One of the stallions at Ridsdale's stud had been Tramp, purchased in 1830 from Frederick Lumley Savile, of Tickhill Castle. Tramp had been the sire of Ridsdale's Derby winner, St. Giles who was out of the dam Arcot Lass. In 1835 Tramp was gifted away by Ridsdale (due to the animal's failing health) and replaced by Lord Fitzwilliam's Mulatto. One of the horses that Mulatto served was Arcot Lass (owner by Mr Cattle) and the resulting foal was Bloomsbury, who became the 1837 Derby winner. Controversy surrounded the animal's progeny because the stud book registration said that the sire had been Tramp or Mulatto, whereas another registration said that the sire was just Mulatto. After Bloomsbury won the Derby the owner of the second placed horse lodged a protest due to these discrepancies, but this was overruled and the result stood. The matter was then taken to court and several witnesses were called to testify that Tramp could not have been the sire. The jury found for the owner of Bloomsbury, who by this time was Ridsdale's brother William.

==Final years==
It appears that Ridsdale had only one child, who was named Robert Ridsdale Jun.

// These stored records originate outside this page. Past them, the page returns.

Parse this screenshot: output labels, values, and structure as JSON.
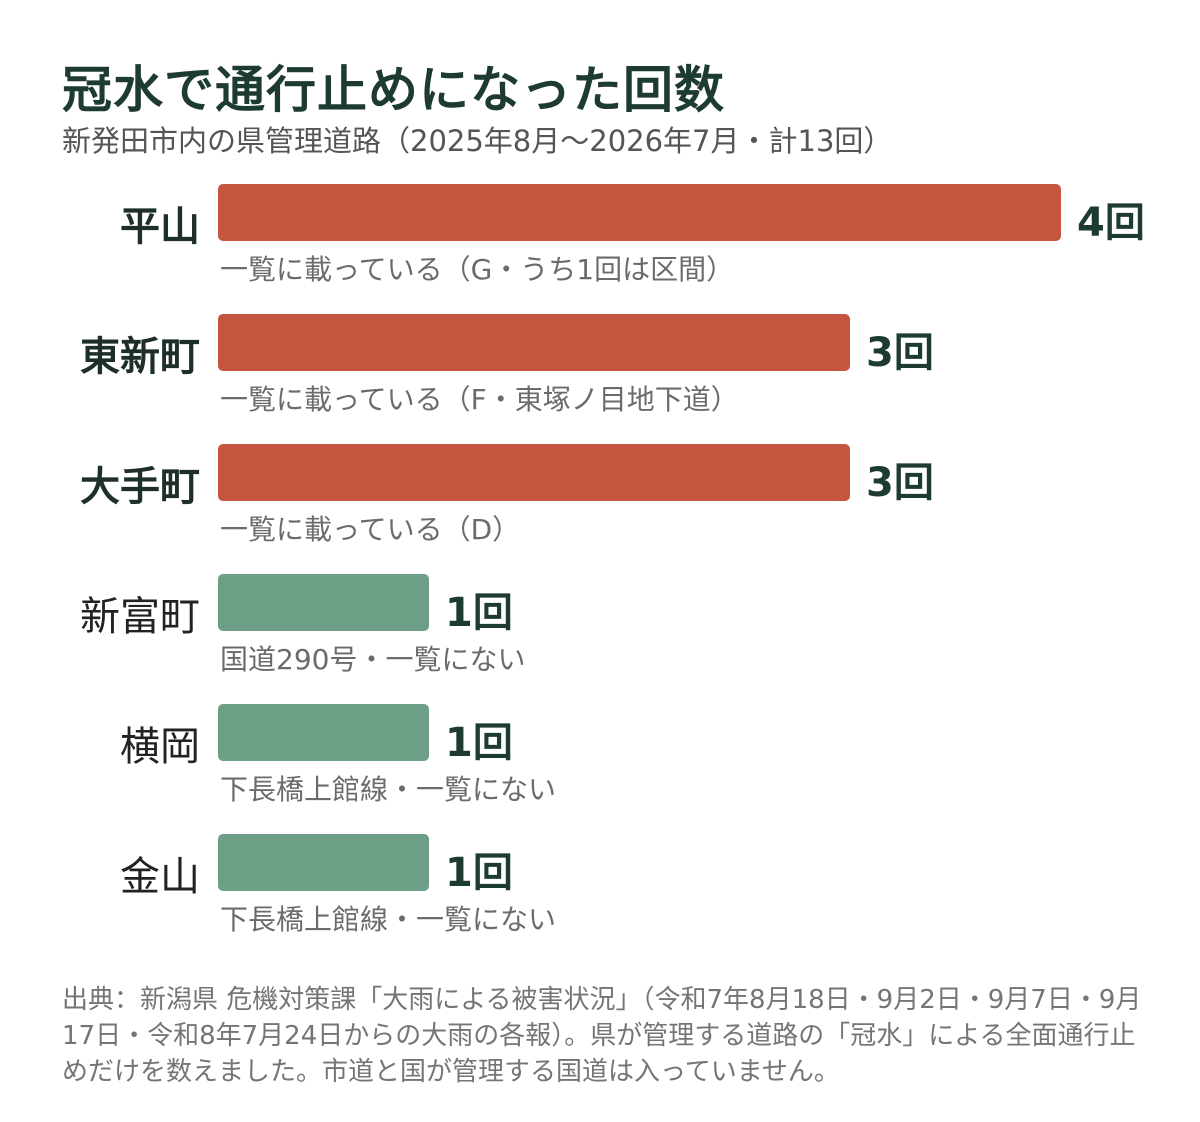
{
  "title": "冠水で通行止めになった回数",
  "subtitle": "新発田市内の県管理道路（2025年8月～2026年7月・計13回）",
  "colors": {
    "listed": "#c6553f",
    "unlisted": "#6d9e86"
  },
  "chart_data": {
    "type": "bar",
    "orientation": "horizontal",
    "xlim": [
      0,
      4
    ],
    "categories": [
      "平山",
      "東新町",
      "大手町",
      "新富町",
      "横岡",
      "金山"
    ],
    "values": [
      4,
      3,
      3,
      1,
      1,
      1
    ],
    "value_labels": [
      "4回",
      "3回",
      "3回",
      "1回",
      "1回",
      "1回"
    ],
    "notes": [
      "一覧に載っている（G・うち1回は区間）",
      "一覧に載っている（F・東塚ノ目地下道）",
      "一覧に載っている（D）",
      "国道290号・一覧にない",
      "下長橋上館線・一覧にない",
      "下長橋上館線・一覧にない"
    ],
    "listed": [
      true,
      true,
      true,
      false,
      false,
      false
    ]
  },
  "source": "出典：新潟県 危機対策課「大雨による被害状況」（令和7年8月18日・9月2日・9月7日・9月17日・令和8年7月24日からの大雨の各報）。県が管理する道路の「冠水」による全面通行止めだけを数えました。市道と国が管理する国道は入っていません。"
}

Sadly in 1835, at the age of 17 the lad was killed in a shooting accident when the trigger on his gun becoming snagged on a branch; this event happened just months before Ridsdale's bankruptcy. His wife, Sophia, died in Doncaster in 1846 and Ridsdale died in Newmarket in October 1856. The newspaper reports immediately after his death said that he died in his lodgings after dining out with friends, however, nearly all stories about him since have said he was found dead in a stable with only three coins in his pocket.